In our time it may not be overt interrogation or prison but more subtle cues and influence carefully designed to break any notion of independent thought or dissent. We are witnessing this as a progression.
In the U.S. we have the example of reproductive rights actually being taken away from half of the population. Women in anti-abortion are living in fear for their lives if they should have a nonviable pregnancy and need to take it to term.
We also have guns everywhere, militarized police forces with little accountability, and a justice system skewed in favor of those in power.
So when someone tells you that “1984” was science fiction – they are among the gullible.
The good news? More and more people are coming to realize what I have been saying in this piece.

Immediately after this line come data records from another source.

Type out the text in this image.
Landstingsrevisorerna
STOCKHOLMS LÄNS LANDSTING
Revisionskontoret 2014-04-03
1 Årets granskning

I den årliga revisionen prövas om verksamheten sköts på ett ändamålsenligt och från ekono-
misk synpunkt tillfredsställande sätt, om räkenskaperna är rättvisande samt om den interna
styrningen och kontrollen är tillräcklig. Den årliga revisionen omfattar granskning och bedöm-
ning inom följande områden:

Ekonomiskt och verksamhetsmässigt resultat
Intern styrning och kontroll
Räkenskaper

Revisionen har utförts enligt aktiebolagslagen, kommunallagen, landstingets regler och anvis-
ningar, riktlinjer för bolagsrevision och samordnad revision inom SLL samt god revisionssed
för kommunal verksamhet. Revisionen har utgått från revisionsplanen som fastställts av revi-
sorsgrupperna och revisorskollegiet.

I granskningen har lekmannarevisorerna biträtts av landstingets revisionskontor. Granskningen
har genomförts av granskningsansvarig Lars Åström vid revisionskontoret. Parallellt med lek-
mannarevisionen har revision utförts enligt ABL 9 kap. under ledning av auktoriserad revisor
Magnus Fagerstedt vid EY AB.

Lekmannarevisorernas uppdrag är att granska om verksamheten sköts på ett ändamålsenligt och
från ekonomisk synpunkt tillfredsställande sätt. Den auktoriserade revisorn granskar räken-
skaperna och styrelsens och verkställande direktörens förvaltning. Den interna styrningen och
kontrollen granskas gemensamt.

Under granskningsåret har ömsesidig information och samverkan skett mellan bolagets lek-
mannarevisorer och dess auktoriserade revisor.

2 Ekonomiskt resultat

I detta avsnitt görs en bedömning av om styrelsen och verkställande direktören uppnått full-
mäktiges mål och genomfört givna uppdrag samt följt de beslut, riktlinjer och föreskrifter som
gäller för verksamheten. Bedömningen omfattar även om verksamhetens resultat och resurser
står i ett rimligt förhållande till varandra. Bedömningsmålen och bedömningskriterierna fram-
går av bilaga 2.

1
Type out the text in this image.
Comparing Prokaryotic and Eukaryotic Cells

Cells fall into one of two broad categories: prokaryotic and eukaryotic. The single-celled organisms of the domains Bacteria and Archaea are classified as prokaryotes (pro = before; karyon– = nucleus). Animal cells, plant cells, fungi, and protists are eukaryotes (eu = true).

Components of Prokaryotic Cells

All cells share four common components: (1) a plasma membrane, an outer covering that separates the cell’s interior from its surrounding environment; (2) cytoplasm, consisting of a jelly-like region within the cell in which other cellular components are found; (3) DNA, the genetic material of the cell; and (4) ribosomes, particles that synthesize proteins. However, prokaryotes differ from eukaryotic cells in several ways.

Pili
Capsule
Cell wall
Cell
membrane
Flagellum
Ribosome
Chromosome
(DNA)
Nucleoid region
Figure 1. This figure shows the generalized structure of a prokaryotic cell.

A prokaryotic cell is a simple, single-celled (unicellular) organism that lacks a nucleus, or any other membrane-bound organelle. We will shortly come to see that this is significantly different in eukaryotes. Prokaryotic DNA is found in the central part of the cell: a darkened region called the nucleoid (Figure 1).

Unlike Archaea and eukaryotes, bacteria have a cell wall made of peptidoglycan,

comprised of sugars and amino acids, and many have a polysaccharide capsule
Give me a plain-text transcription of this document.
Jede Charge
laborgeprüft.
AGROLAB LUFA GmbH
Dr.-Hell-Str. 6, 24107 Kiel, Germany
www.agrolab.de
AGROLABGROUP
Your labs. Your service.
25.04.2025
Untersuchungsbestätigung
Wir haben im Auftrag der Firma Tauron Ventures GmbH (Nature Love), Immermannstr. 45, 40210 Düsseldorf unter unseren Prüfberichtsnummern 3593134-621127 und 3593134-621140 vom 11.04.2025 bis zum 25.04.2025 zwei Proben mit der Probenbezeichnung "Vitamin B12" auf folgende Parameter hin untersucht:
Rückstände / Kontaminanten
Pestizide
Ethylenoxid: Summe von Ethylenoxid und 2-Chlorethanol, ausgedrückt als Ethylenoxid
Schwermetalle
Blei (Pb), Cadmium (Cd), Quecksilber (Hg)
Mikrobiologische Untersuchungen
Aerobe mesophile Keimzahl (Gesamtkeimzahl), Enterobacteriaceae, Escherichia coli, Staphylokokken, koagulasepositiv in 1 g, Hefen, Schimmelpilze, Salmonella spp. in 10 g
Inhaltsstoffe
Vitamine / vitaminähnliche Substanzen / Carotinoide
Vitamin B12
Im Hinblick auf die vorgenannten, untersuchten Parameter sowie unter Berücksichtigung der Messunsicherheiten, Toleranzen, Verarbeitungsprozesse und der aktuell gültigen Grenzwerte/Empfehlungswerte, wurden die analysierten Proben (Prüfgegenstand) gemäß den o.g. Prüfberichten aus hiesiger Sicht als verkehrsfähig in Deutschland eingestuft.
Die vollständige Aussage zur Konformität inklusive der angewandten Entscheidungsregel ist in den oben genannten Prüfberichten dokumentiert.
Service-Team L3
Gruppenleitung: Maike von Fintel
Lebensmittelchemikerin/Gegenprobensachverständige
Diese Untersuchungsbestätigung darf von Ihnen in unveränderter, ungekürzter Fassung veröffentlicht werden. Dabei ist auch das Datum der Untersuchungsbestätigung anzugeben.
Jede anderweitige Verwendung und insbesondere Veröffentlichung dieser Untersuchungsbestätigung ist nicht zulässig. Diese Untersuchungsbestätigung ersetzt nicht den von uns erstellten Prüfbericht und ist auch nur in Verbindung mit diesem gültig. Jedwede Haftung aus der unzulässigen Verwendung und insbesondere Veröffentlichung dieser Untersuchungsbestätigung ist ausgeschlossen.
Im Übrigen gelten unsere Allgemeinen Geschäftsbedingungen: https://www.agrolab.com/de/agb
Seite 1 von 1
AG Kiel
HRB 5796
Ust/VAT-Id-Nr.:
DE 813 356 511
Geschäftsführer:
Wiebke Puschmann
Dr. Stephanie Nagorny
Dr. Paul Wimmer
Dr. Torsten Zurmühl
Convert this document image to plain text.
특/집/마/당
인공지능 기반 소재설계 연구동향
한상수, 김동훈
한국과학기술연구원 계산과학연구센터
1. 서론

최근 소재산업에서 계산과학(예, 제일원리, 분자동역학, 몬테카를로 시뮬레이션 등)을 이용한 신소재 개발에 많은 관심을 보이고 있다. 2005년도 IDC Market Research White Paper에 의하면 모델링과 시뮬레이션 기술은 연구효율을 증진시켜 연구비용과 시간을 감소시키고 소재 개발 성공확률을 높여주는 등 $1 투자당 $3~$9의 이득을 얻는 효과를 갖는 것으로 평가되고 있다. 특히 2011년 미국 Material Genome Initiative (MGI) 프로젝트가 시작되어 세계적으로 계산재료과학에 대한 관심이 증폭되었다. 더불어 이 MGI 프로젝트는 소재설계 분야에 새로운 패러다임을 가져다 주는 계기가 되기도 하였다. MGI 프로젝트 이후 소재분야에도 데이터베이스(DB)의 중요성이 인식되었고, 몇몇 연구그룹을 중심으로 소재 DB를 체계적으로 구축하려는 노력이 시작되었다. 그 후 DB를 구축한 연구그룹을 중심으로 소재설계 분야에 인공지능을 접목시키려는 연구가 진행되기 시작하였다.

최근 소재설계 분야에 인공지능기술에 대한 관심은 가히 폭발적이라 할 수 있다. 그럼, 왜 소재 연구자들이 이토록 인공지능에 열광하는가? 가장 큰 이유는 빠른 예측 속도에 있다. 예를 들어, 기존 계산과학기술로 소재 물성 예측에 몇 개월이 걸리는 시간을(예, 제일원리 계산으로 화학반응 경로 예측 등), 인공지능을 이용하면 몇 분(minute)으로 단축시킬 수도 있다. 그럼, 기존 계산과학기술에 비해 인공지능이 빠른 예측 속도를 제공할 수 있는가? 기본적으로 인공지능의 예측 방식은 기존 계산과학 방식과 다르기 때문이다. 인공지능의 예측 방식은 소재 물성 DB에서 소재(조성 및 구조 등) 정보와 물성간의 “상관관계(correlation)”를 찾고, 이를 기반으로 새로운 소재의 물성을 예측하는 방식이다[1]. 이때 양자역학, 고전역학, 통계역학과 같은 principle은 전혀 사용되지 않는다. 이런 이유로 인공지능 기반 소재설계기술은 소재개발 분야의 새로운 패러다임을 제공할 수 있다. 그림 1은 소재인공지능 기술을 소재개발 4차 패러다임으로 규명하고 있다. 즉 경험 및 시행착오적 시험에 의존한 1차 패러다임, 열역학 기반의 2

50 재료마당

With awareness, we can make new choices, and perhaps a critical mass can lead to greater change.
Did you mean fragrantly?
I hope you are correct but fear you are not. Too many people have been totally indoctrinated by our government education system. I once taught a college course where much to my consternation many students were semi literate or in one case totally illiterate. This course required grade twelve biology and none of them knew a thing about biology. The illiterate person said they never went to classes in twelve years of schooling. this person also admitted that a friend did course entrance for him/her on line. I told this person to pack their books and go home as there was no way they would pass my class if they couldn't do the work.
Ignorance is the biggest enemy to a free society and this is exactly what our government controlled education system is doing, creating a society in which our young people are raised in total ignorance. How are we supposed to overcome this monumental roadblock? If they can barely read and only see what is on their little devices how can they be taught to think for themselves? They are truly lost short of a miracle.